Eğer iyi bir alışkanlığı oturtmaya çalışıyorsanız bunu yapmanın kolay olduğu bir ortam tasarlamalısınız. İstenmeyen bir davranışı önlemek için de bu davranışı tekrarlamamak için ortamı buna hazır hale getirmelisiniz. Örneğin kendinizi çok fazla televizyon seyrederken buluyorsanız her kullanımdan sonra televizyonun bütün fişlerini çekin. Eğer telefona sürekli bakıyorsanız telefonu kendinizden uzaklaştırın ve saatte bir defa bakın. Eğer tatlı yemek istemiyorsanız bunu buzdolabının en arkasına koyun. 

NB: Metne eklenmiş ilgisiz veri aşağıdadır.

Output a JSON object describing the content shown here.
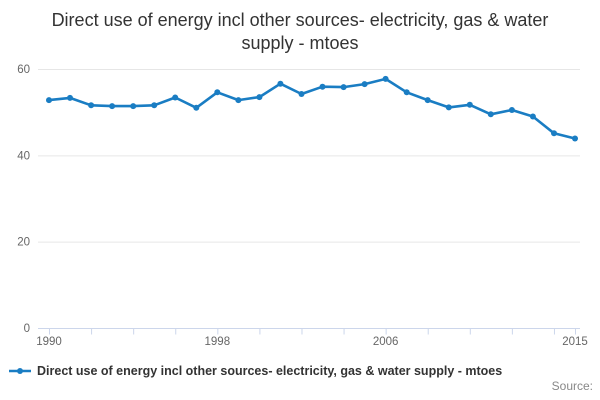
{
  "header": {
    "title": "Direct use of energy incl other sources- electricity, gas & water supply - mtoes"
  },
  "legend": {
    "label": "Direct use of energy incl other sources- electricity, gas & water supply - mtoes"
  },
  "footer": {
    "source": "Source:"
  },
  "colors": {
    "series": "#1a7dc3",
    "grid": "#e6e6e6",
    "axis": "#ccd6eb",
    "tick_label": "#666666",
    "title": "#333333",
    "source": "#888888"
  },
  "chart_data": {
    "type": "line",
    "title": "Direct use of energy incl other sources- electricity, gas & water supply - mtoes",
    "xlabel": "",
    "ylabel": "",
    "x": [
      1990,
      1991,
      1992,
      1993,
      1994,
      1995,
      1996,
      1997,
      1998,
      1999,
      2000,
      2001,
      2002,
      2003,
      2004,
      2005,
      2006,
      2007,
      2008,
      2009,
      2010,
      2011,
      2012,
      2013,
      2014,
      2015
    ],
    "series": [
      {
        "name": "Direct use of energy incl other sources- electricity, gas & water supply - mtoes",
        "values": [
          52.8,
          53.3,
          51.6,
          51.4,
          51.4,
          51.6,
          53.4,
          51.0,
          54.6,
          52.8,
          53.5,
          56.6,
          54.2,
          55.9,
          55.8,
          56.5,
          57.7,
          54.6,
          52.8,
          51.1,
          51.7,
          49.5,
          50.5,
          49.0,
          45.1,
          43.9
        ]
      }
    ],
    "xlim": [
      1990,
      2015
    ],
    "ylim": [
      0,
      60
    ],
    "yticks": [
      0,
      20,
      40,
      60
    ],
    "xtick_step": 2,
    "xtick_labels": [
      1990,
      1998,
      2006,
      2015
    ],
    "grid": "horizontal",
    "legend_position": "bottom-left",
    "marker": "circle"
  }
}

İyi bir alışkanlık kazanmanın güzel yollarından biri de iki dakika kuralıdır. Böylece uzun vadeli bir işe bir defada girmektense iki dakika boyunca zihinsel ve fiziksel olarak bir başlangıç yapabilirsiniz. Örneğin bir kitap yazacaksınız iki dakikada ona bir giriş yazabilirsiniz.

Kötü alışkanlıkları terk etmek için en güzeli onları zorlaştırmaktır yiyecekleri büyük miktarlarda almak yerine tekli paketlerde satın alarak aşırı yemek yemeyi azaltabilirsiniz.

Davranış değişikliği ancak motive edici olursa kalıcı olabilir. İnsanların diş macununun nane aroması gibi güçlü olumlu duyusal sinyal sağlayan bir ürünü benimsemesi diş ipi kullanmak gibi haz verici bir duyusal geri bildirim sağlamayan alışkanlıkları benimsemesinden çok daha kolay oluyor.

Kötü alışkanlıkların sonuçları gecikirken ödülleri hızlıdır. İyi alışkanlıklarımız da tam tersidir. Hızlı sonuç genellikle keyifsizdir ama nihai sonuç iyidir. Hızlı alınan sonuç hoşumuza gittiği zaman daha sonraki sonuçların felaket olması neredeyse kaçınılmazdır ve bunun tam tersi de geçerlidir. Genellikle bir alışkanlığın ilk meyvesi ne kadar tatlıysa daha sonraki meyveleri o kadar buruk olur. Sigara şu anda size keyif veriyor olabilir fakat sizi on yıl sonra zor bir duruma sokabilir.

Bir alışkanlığın devam etmesi için en güzel duygulardan biri ilerleme kaydetme duygusudur. Böylece edinilen alışkanlığın fiziksel veya zihinsel olarak bize ne kattığı net bir şekilde görülebilir.

Bir alışkanlığı elde ettikten sonra karşımıza çıkabilecek en büyük tehditlerden biri başarısızlık değil kazanılan ustalıktan sonra ortaya çıkabilecek olan sıkıntıdır. Alışkanlıklar rutine dönüştükçe daha az ilgi çekerler ve yapıldıkça insanları sıkmaya başlarlar.